Na última quarta-feira (31), o Tribunal de Justiça da Bahia (TJ-BA) reconheceu que o território de comunidades tradicionais de fundo de pasto de Areia Grande, em Casa Nova (BA), é composto por terras devolutas do estado da Bahia e, portanto, não pertence ao Banco do Brasil, que reivindicava ser proprietário das terras. Há mais de 15 anos, o Banco e dois empresários vinham buscando judicialmente a expulsão de 400 famílias de seu território.
André Sacramento, advogado da Associação dos Advogados/as de Trabalhadores/as Rurais (AATR) que acompanha o caso, explica que essa decisão do TJ-BA é uma vitória para as comunidades, pois reconhece que a ação se trata de grilagem de terras. “Foi um processo longo, de muitas dificuldades, quando nós da AATR assumimos o processo já havia uma sentença de expulsão dos trabalhadores em favor do Banco do Brasil, nós alegamos a grilagem dessas terras, que eram terras que nunca tinham pertencido a fazendas, mas que se tratavam de terras devolutas. Com essa decisão, o TJ-BA nos surpreendeu positivamente reconhecendo que se tratam de terras griladas que não poderiam ter sido passadas para o Banco do Brasil, nem ser alvo da ação de despejo”, afirmou o advogado.
Para Zacarias Rocha, do território de Areia Grande, essa vitória judicial serve de ânimo para a população local continuar na luta por seu território e também para fortalecer outras comunidades que estão passando por situação semelhante. “Isso significa a reafirmação das comunidades de Areia Grande enquanto detentoras do território. As comunidades vêm há séculos fazendo a luta para permanência no seu território, quando Areia Grande ganha, outras comunidades também ganham com isso, porque é o modo de vida desses povos. E também não significa dizer que com essa vitória a luta deva parar”, comentou Rocha.
Histórico do conflito
A área em litígio, o território de Areia Grande, é composto pelas comunidades Melancia, Riacho Grande, Salinas da Brinca, Jurema, Tanquinho, Ladeira Grande, Lagoado, Lagedo, Lagoinha, Pedra do Batista e Pilão.
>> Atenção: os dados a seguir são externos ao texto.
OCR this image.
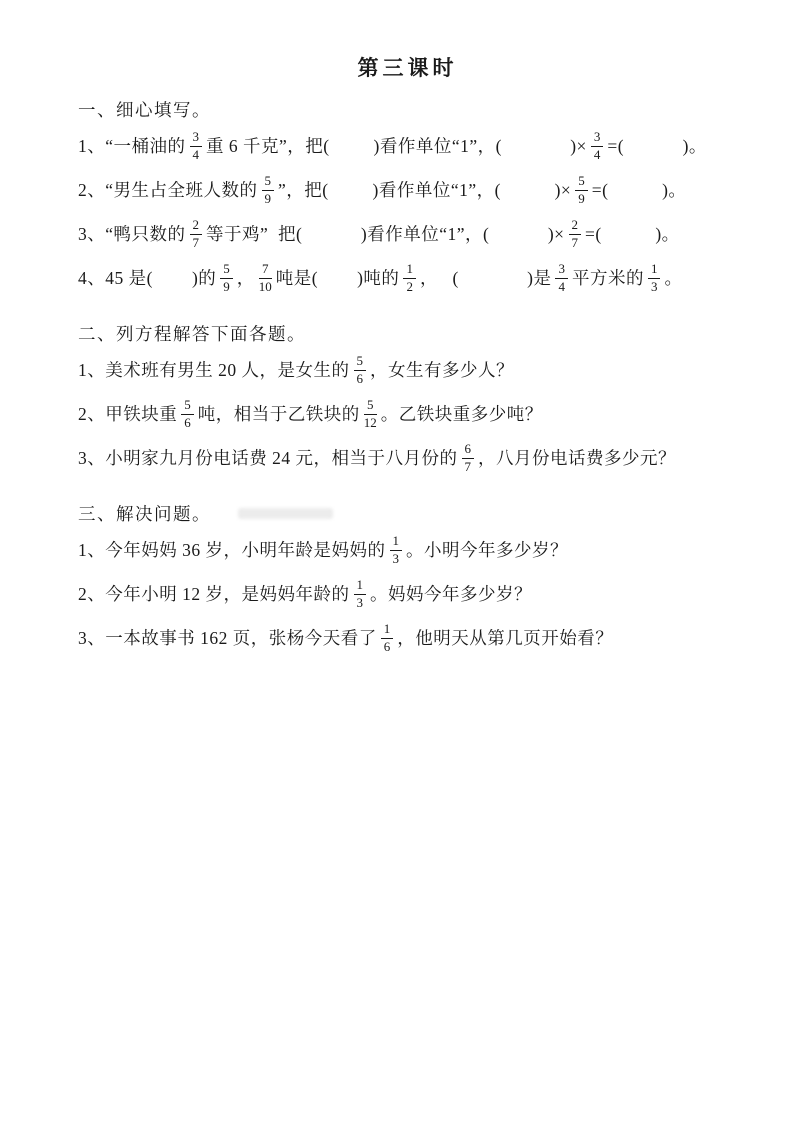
第三课时
一、细心填写。
1、“一桶油的 $\frac{3}{4}$ 重 6 千克”，把(         )看作单位“1”，(              )× $\frac{3}{4}$ =(            )。
2、“男生占全班人数的 $\frac{5}{9}$ ”，把(         )看作单位“1”，(           )× $\frac{5}{9}$ =(           )。
3、“鸭只数的 $\frac{2}{7}$ 等于鸡”  把(            )看作单位“1”，(            )× $\frac{2}{7}$ =(           )。
4、45 是(        )的 $\frac{5}{9}$ ， $\frac{7}{10}$ 吨是(        )吨的 $\frac{1}{2}$ ，   (              )是 $\frac{3}{4}$ 平方米的 $\frac{1}{3}$ 。
二、列方程解答下面各题。
1、美术班有男生 20 人，是女生的 $\frac{5}{6}$ ，女生有多少人？
2、甲铁块重 $\frac{5}{6}$ 吨，相当于乙铁块的 $\frac{5}{12}$ 。乙铁块重多少吨？
3、小明家九月份电话费 24 元，相当于八月份的 $\frac{6}{7}$ ，八月份电话费多少元？
三、解决问题。
1、今年妈妈 36 岁，小明年龄是妈妈的 $\frac{1}{3}$ 。小明今年多少岁？
2、今年小明 12 岁，是妈妈年龄的 $\frac{1}{3}$ 。妈妈今年多少岁？
3、一本故事书 162 页，张杨今天看了 $\frac{1}{6}$ ，他明天从第几页开始看？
Desde a segunda metade do século XIX, essas comunidades estão no território, vivendo da criação à solta de caprinos e extrativismo.
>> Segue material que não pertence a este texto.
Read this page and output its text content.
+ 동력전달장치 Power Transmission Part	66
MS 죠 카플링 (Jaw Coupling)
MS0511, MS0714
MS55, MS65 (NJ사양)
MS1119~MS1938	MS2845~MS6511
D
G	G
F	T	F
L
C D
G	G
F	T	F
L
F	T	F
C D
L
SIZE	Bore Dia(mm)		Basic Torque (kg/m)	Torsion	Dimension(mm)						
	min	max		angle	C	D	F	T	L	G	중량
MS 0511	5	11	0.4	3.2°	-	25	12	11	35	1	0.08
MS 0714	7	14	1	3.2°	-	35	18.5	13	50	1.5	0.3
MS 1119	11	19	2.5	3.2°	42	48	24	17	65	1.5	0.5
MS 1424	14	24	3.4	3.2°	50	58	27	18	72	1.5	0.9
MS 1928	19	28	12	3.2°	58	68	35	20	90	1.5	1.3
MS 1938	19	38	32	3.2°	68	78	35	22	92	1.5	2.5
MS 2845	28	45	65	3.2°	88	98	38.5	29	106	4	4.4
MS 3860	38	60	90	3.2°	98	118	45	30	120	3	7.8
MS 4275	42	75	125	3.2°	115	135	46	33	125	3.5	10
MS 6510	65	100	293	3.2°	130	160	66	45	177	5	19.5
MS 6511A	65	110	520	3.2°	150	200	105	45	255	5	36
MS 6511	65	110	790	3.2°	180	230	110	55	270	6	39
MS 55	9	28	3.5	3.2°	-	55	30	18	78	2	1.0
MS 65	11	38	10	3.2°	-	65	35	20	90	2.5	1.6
Na final da década de 1970, Areia Grande foi alvo de um processo escandaloso de grilagem em benefício da empresa Agroindustrial Camaragibe S.A, que acessando recursos do Proálcool, adquiriu “títulos de posses” na área e os registrou no Cartório de Registro de Imóveis de Casa Nova como se fossem propriedade.
Além da fraude no registro, a empresa abandonou o projeto de produção de álcool biodiesel e apropriou-se do financiamento público, deixando uma dívida milionária com o Banco do Brasil, no contexto do chamado “Escândalo da Mandioca”, de repercussão nacional. Como forma de pagamento da dívida, o Banco do Brasil adquiriu o direito sobre os títulos supostamente de propriedade registrados pela empresa nas terras de Areia Grande, e, em 2004, os transferiu para os empresários Alberto Martins Pires Matos e Carlos Nisan Lima Silva.
Em 2006, esses empresários ingressaram com uma ação judicial contra 11 moradores de Areia Grande, acusando-os de invasores e requerendo a imissão daqueles na posse da área, o que foi aprovado pelo juiz de direito de Casa Nova, sem sequer ouvir o Ministério Público.
O cumprimento da decisão causou amplo clamor social, quando no dia 06.03.2008, a região de Areia Grande reviveu situação de terror. Policiais e prepostos dos empresários invadiram a área ocupada secularmente pelas comunidades, destruíram casas, chiqueiros, currais, roçados, árvores centenárias da caatinga, milhares de metros de cercados, levando a prejuízos calculados em mais de um milhão de reais. As ameaças armadas chegaram ao extremo, culminando, em 2009, no assassinato do trabalhador rural José Campos Braga (Zé de Antero), crime que continua impune até hoje.